OpenAI sent dozens of these benchmark questions to external domain experts—professors, postdocs, and industry scientists—to make sure they were actually realistic. The consensus was that a single one of these problems would take a human expert roughly 20 to 40 hours of focused work to complete. If you factor in a conservative rate of $200 an hour for a highly specialized computational biologist, you’re looking at thousands of dollars of human labor just to reach one analytical conclusion. An AI inference run, even a computationally heavy one that takes its time to reason, costs a few dollars.

We aren’t at the point where AI is replacing human scientists. As the reviewers noted, models still struggle with the kind of deep inferential loops that human experts navigate instinctively—like realizing that a weird anomaly in the data is actually a swapped ancestry label rather than a novel genetic discovery. Novice AIs, much like novice grad students, can spot the anomaly but often fail to integrate it into the bigger picture.

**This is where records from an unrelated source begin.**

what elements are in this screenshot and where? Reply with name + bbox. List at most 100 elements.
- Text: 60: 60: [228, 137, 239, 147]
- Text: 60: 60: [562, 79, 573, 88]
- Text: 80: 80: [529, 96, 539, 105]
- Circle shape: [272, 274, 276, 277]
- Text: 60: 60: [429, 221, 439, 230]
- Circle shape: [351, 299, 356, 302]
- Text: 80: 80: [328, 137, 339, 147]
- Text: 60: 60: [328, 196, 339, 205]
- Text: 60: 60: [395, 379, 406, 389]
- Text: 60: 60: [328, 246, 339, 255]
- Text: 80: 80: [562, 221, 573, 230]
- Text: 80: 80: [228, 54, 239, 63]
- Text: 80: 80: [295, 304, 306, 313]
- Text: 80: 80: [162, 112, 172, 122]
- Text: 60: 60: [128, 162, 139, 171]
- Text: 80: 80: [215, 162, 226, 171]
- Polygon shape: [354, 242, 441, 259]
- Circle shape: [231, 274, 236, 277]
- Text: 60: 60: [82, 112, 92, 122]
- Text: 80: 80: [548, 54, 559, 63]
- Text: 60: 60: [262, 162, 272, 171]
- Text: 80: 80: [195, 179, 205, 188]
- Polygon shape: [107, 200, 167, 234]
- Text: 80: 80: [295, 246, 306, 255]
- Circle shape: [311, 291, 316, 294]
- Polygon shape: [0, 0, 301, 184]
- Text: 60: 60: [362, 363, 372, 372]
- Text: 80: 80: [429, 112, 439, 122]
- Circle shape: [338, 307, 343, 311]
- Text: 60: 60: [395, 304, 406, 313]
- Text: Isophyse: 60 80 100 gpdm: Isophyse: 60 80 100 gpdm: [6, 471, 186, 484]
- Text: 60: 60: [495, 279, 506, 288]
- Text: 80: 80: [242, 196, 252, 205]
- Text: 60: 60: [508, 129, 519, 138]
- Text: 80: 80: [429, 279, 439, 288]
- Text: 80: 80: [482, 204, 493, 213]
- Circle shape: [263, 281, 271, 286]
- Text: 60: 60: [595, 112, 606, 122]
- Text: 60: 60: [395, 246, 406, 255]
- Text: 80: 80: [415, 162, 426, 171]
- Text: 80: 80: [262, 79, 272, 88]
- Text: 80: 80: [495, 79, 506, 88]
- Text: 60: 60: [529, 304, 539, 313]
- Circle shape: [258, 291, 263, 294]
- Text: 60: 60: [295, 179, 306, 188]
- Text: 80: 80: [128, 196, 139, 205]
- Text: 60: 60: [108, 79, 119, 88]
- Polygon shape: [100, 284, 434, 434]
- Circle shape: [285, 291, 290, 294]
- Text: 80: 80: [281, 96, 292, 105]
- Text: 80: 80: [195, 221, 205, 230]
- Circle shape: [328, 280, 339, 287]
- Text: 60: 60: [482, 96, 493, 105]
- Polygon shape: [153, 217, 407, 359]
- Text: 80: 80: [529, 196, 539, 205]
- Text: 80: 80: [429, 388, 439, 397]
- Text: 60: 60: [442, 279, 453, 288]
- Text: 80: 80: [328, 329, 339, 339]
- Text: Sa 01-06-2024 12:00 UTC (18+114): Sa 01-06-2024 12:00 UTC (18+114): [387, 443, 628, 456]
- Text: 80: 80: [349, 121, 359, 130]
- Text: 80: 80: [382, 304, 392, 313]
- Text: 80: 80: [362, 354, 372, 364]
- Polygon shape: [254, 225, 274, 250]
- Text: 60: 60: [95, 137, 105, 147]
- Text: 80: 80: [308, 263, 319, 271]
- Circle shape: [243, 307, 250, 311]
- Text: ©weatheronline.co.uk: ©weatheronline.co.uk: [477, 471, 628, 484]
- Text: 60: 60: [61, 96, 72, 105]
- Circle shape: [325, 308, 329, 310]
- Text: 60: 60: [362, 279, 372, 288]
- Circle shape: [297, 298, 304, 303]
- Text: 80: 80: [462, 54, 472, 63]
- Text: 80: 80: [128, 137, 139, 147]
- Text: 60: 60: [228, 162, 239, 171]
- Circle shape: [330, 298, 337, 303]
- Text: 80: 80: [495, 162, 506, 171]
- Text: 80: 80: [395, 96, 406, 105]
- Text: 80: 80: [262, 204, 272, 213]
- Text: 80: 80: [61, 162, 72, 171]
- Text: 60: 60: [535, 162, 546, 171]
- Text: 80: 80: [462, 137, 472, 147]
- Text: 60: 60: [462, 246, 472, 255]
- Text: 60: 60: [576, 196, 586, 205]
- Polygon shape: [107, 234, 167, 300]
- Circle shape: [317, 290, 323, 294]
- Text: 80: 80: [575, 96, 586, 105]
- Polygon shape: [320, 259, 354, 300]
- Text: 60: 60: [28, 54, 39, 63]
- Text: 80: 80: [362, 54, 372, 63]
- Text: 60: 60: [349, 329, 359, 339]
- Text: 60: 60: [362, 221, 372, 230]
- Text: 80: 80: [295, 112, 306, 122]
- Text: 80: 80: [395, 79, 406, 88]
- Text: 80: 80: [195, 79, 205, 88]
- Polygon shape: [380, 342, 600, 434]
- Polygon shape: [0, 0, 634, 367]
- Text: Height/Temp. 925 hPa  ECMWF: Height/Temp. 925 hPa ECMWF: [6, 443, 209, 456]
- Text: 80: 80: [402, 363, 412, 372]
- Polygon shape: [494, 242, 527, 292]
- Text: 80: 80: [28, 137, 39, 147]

But if these models are improving this fast, the implications for the pharmaceutical and biotech industries are massive. Drug discovery is a notoriously expensive, high-attrition game. Treatments backed by strong genetic evidence are significantly more likely to make it through clinical trials, but unearthing that evidence requires sifting through mountains of data. If AI agents can reliably automate even a fraction of the hypothesis triage and exploratory analysis currently handled by entire teams of human experts, it could radically accelerate how fast we turn raw biobank data into actual medicine.

GeneBench-Pro isn’t just a test to see how smart AI is getting. It’s a very clear signal that the tech industry is no longer satisfied with building models that just write code and draft emails. They are aiming squarely at the scientific method itself.